Which explains what the variables control:
VSEC: saturation flux in volt-seconds
LMAG: magnetizing inductance in henry (default, un-saturated inductance)
LSAT: saturated inductance in henry (this should be mu_r times smaller than LMAG)
FEDDY: cutoff frequency where permeability drops (as if due to eddy currents in a conductive core).
This is equivalent to a ferrite core with cross-sectional area A_e, turns N, permeability mu_r, inductivity A_L, and:
VSEC = A_e * N
LMAG = A_L * N^2
LSAT = A_L * N^2 / mu_r
A typical #77 ferrite might be mu_r = 2000 and FEDDY = 1e6 or so. High mu (up to 10-15k) ferrites have lower FEDDY (down to about 0.3e6), and lower loss, lower permeability types have higher FEDDY. Laminated iron will have FEDDY inversely proportional with lamination thickness, with several kHz being typical. (More complicated core loss curves might simply be modeled with an RLC network in parallel with the core, rather than at the flux level. For instance, the diffusion characteristic that nanocrystalline steel has.)
Tim
Stepper motors are usually driving the coils in a + 0 - 0 + sequence. So the flux will reverse.
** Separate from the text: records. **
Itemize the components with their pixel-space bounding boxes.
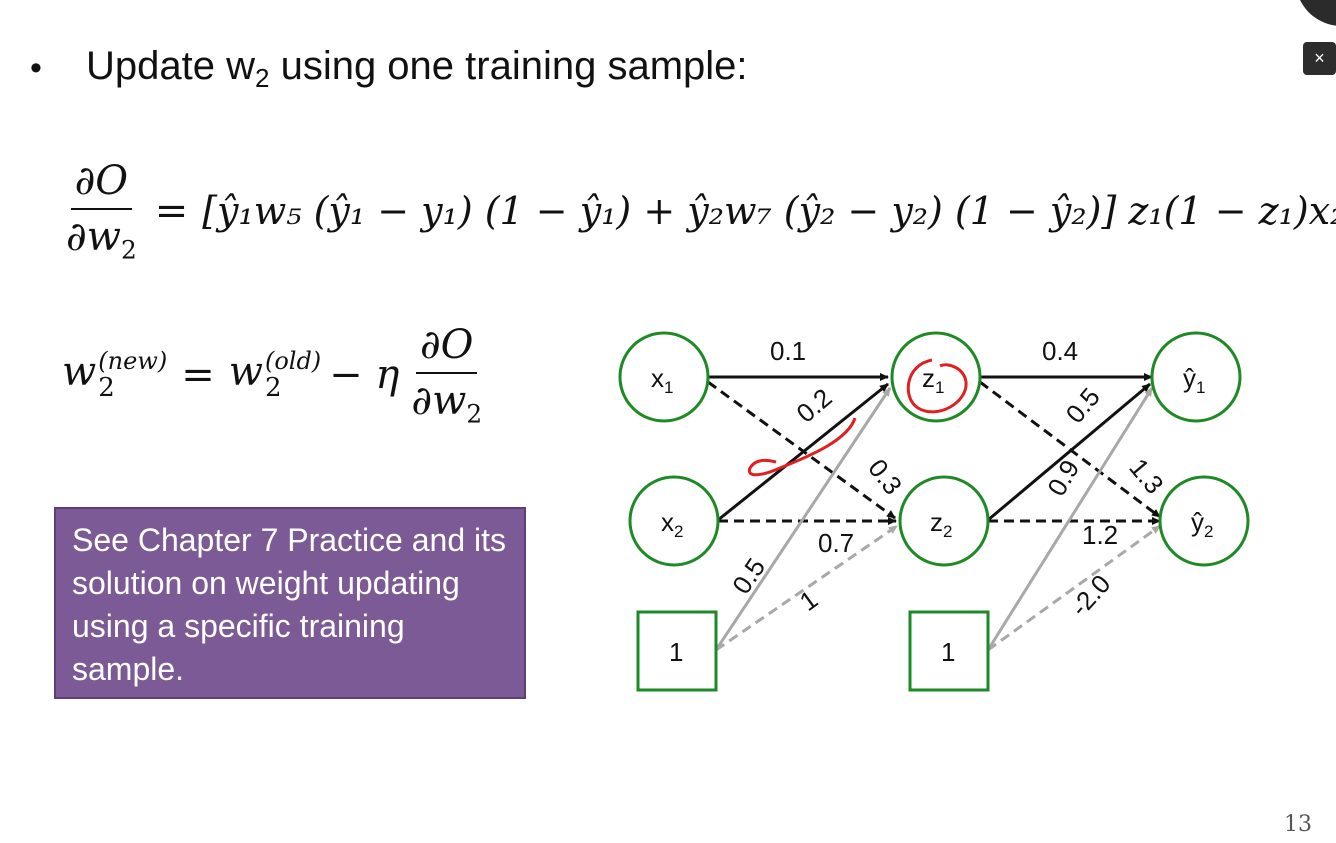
weight-z1-y1: 0.4	[1042, 336, 1078, 366]
weight-b1-z1: 0.5	[726, 553, 771, 600]
node-z1: z1	[890, 331, 982, 423]
close-button[interactable]: ×	[1303, 42, 1336, 75]
svg-text:x1: x1	[651, 363, 673, 397]
svg-text:1: 1	[941, 637, 955, 667]
node-x1: x1	[618, 331, 710, 423]
weight-b2-y1: 0.9	[1041, 455, 1085, 501]
heading-suffix: using one training sample:	[269, 44, 748, 88]
heading-prefix: Update w	[86, 44, 255, 88]
neural-network-diagram: 0.1 0.2 0.3 0.7 0.5 1 0.4 0.5 1.3 0.9 1.…	[618, 331, 1250, 692]
weight-x2-z1: 0.2	[791, 382, 838, 428]
weight-x2-z2: 0.7	[818, 528, 854, 558]
node-y1: ŷ1	[1150, 331, 1242, 423]
weight-x1-z2: 0.3	[862, 453, 908, 500]
update-numerator: ∂O	[415, 322, 478, 374]
weight-z2-y1: 0.5	[1060, 382, 1106, 429]
slide-heading: • Update w2 using one training sample:	[30, 44, 748, 94]
edge-z2-y1	[987, 382, 1151, 522]
weight-x1-z1: 0.1	[770, 336, 806, 366]
update-fraction: ∂O ∂w2	[407, 322, 486, 429]
update-rule-equation: w (new) 2 = w (old) 2 − η ∂O ∂w2	[62, 322, 486, 429]
fraction-numerator: ∂O	[70, 158, 133, 210]
edge-b2-y2	[987, 524, 1161, 652]
equals-sign-2: =	[181, 352, 215, 399]
svg-text:ŷ2: ŷ2	[1191, 507, 1213, 541]
gradient-expression: [ŷ₁w₅ (ŷ₁ − y₁) (1 − ŷ₁) + ŷ₂w₇ (ŷ₂ − y₂…	[202, 189, 1336, 234]
weight-z2-y2: 1.2	[1082, 520, 1118, 550]
svg-text:z2: z2	[930, 507, 952, 541]
node-x2: x2	[628, 475, 720, 567]
edge-b1-z1	[714, 387, 892, 651]
edge-b1-z2	[715, 524, 898, 652]
svg-text:x2: x2	[661, 507, 683, 541]
update-denominator: ∂w2	[411, 378, 483, 429]
heading-subscript: 2	[254, 63, 270, 93]
minus-eta: − η	[329, 352, 400, 399]
w-old: w (old) 2	[228, 347, 322, 404]
weight-b2-y2: -2.0	[1064, 569, 1116, 622]
edge-x2-z1	[717, 382, 889, 522]
equals-sign: =	[154, 188, 189, 235]
page-number: 13	[1284, 812, 1312, 837]
node-z2: z2	[898, 475, 990, 567]
svg-text:1: 1	[669, 637, 683, 667]
annotation-circle-z1	[906, 358, 968, 414]
gradient-fraction: ∂O ∂w2	[62, 158, 141, 265]
svg-text:z1: z1	[922, 363, 944, 397]
bias-node-hidden: 1	[908, 610, 990, 692]
node-y2: ŷ2	[1158, 475, 1250, 567]
gradient-equation: ∂O ∂w2 = [ŷ₁w₅ (ŷ₁ − y₁) (1 − ŷ₁) + ŷ₂w₇…	[62, 158, 1336, 265]
weight-b1-z2: 1	[794, 584, 823, 617]
bias-node-input: 1	[636, 610, 718, 692]
edge-x1-z2	[707, 380, 896, 520]
heading-text: Update w2 using one training sample:	[86, 44, 748, 94]
w-new: w (new) 2	[62, 347, 168, 404]
chapter-note-box: See Chapter 7 Practice and its solution …	[54, 507, 526, 699]
annotation-mark-weight	[747, 417, 857, 477]
presenter-camera-corner	[1300, 0, 1336, 26]
edge-b2-y1	[986, 387, 1154, 651]
svg-text:ŷ1: ŷ1	[1183, 363, 1205, 397]
bullet-point: •	[30, 49, 42, 87]
fraction-denominator: ∂w2	[66, 214, 137, 265]
weight-z1-y2: 1.3	[1123, 453, 1169, 500]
For unipolar drive, there are usually two coupled coils like a center taped transformer. With unipolar drive it is a bad idea to have direct freewheeling diodes, as there will be a kind of transformer function from the other half coil.
The same is true for many latching relays with 2 separate coils: with free-wheeling diodes more current / a longer pulse is needed. So at least add a series resistor to the diode.